Como bem sabe, é impossível sair da Torre de Vigia sem sofrer com isso. Mas acho que tem um ponto ao seu favor; se bem percebi, não tem família dentro da seita. Se decidir dissociar-se não terá que passar por ser psicologicamente agredida pelos seus familiares. Poderá conviver com eles normalmente, o que não acontece se eles forem Testemunhas de Jeová. Se tiver amigos dentro da organização, já sabe o que lhe espera… Mas isso talvez seja um mal menor comparado com a família. Existe também outra opção, mas isso cabe a cada um saber se tem ou não “estomago” para concretizar tal escolha. Se não quiser perder os seus amigos jeovistas, pura e simplesmente não faça nada. Continue a ir as reuniões e aos poucos e poucos vá deixando de frequentar as mesmas. Reduza as suas idas ao salão do reino e será apenas uma pessoa que está fraca na fé e uma inactiva, mas pelo menos os seus amigos poderão ainda falar consigo. Sei que esta última escolha é complicada para quem sabe dos podres da organização e que na verdade tem que frequentar as reuniões fazendo de conta que não tem conhecimento de nada e que concorda com tudo. Mas não é isso o que a sociedade Torre de Vigia pretende? Não obriga ela a que as pessoas tenham 2 personalidades e no fundo que age de forma fingida? É isso que a Watchtower cultiva.

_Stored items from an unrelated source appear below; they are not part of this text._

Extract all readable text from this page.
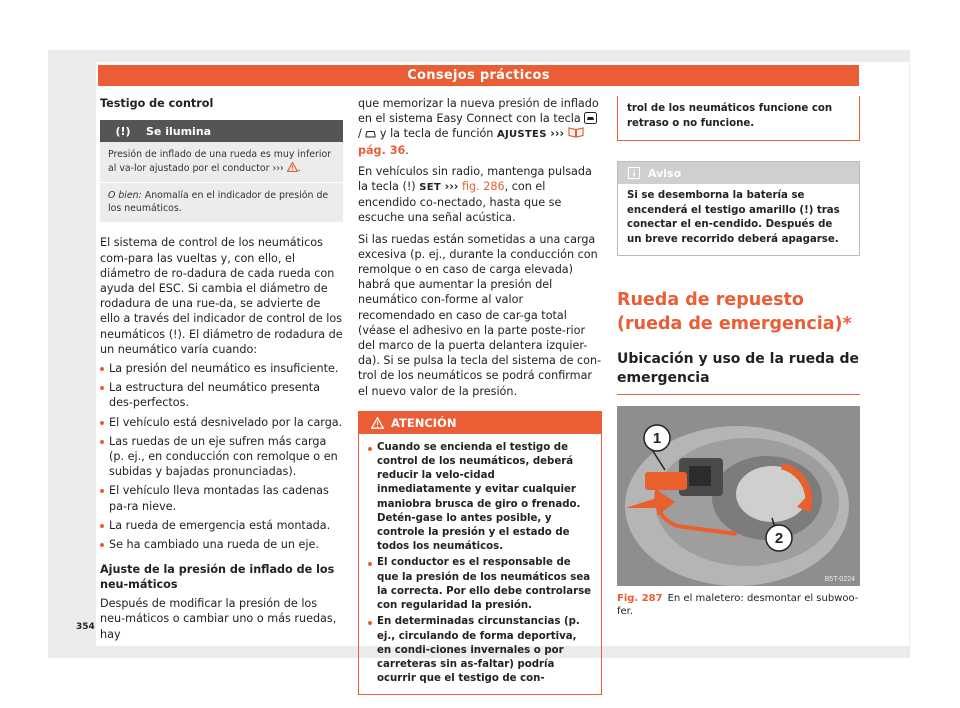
Consejos prácticos
Testigo de control
(!)	Se ilumina
Presión de inflado de una rueda es muy inferior al va-lor ajustado por el conductor ››› .
O bien: Anomalía en el indicador de presión de los neumáticos.
El sistema de control de los neumáticos com-para las vueltas y, con ello, el diámetro de ro-dadura de cada rueda con ayuda del ESC. Si cambia el diámetro de rodadura de una rue-da, se advierte de ello a través del indicador de control de los neumáticos (!). El diámetro de rodadura de un neumático varía cuando:
La presión del neumático es insuficiente.
La estructura del neumático presenta des-perfectos.
El vehículo está desnivelado por la carga.
Las ruedas de un eje sufren más carga (p. ej., en conducción con remolque o en subidas y bajadas pronunciadas).
El vehículo lleva montadas las cadenas pa-ra nieve.
La rueda de emergencia está montada.
Se ha cambiado una rueda de un eje.
Ajuste de la presión de inflado de los neu-máticos
Después de modificar la presión de los neu-máticos o cambiar uno o más ruedas, hay
que memorizar la nueva presión de inflado en el sistema Easy Connect con la tecla  /  y la tecla de función AJUSTES ›››  pág. 36.
En vehículos sin radio, mantenga pulsada la tecla (!) SET ››› fig. 286, con el encendido co-nectado, hasta que se escuche una señal acústica.
Si las ruedas están sometidas a una carga excesiva (p. ej., durante la conducción con remolque o en caso de carga elevada) habrá que aumentar la presión del neumático con-forme al valor recomendado en caso de car-ga total (véase el adhesivo en la parte poste-rior del marco de la puerta delantera izquier-da). Si se pulsa la tecla del sistema de con-trol de los neumáticos se podrá confirmar el nuevo valor de la presión.
ATENCIÓN
Cuando se encienda el testigo de control de los neumáticos, deberá reducir la velo-cidad inmediatamente y evitar cualquier maniobra brusca de giro o frenado. Detén-gase lo antes posible, y controle la presión y el estado de todos los neumáticos.
El conductor es el responsable de que la presión de los neumáticos sea la correcta. Por ello debe controlarse con regularidad la presión.
En determinadas circunstancias (p. ej., circulando de forma deportiva, en condi-ciones invernales o por carreteras sin as-faltar) podría ocurrir que el testigo de con-
trol de los neumáticos funcione con retraso o no funcione.
Aviso
Si se desemborna la batería se encenderá el testigo amarillo (!) tras conectar el en-cendido. Después de un breve recorrido deberá apagarse.
Rueda de repuesto (rueda de emergencia)*
Ubicación y uso de la rueda de emergencia
1
2
B5T-0224
Fig. 287 En el maletero: desmontar el subwoo-fer.
354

Como já mencionei, só você poderá tomar a decisão certa, mas uma coisa lhe posso garantir: Deus não a castigará por ter abandonado as Testemunhas de Jeová…


Cumprimentos.

 

PS. Se precisar de mais algum tipo de esclarecimento deixo aqui o meu mail: otalhoeacidade@sapo.pt


MariaL a 27 de Maio de 2012 às 19:35
Olá Justiceiro,

Já tinha lido parte da sua história num fórum, mas creio que aqui está mais completa, certo?
É emocionante, por dois motivos diferentes.
Primeiro, porque tendo eu passado cerca de 30 anos nessa organização, o compreendo perfeitamente.  Também eu tive o meu primeiro bolo de aniversário depois dos 30  e mesmo assim, não consegui apreciá-lo devidamente por sentir-me culpada. Ou talvez não tenha sido o primeiro... Em criança fechava-me no quarto, com um queque ou pastel de nata e cantava os parabéns a mim. Lembro-me que também chorava.
Segundo, a sua história é uma linda história de amor. E isso sim, é ser verdadeiramente abençoado. Parabéns a si e à sua esposa!
Excelente iniciativa de dar o seu depoimento para que outros como nós possam saber que não são os únicos com esse tipo de sentimentos e que não somos ET´s.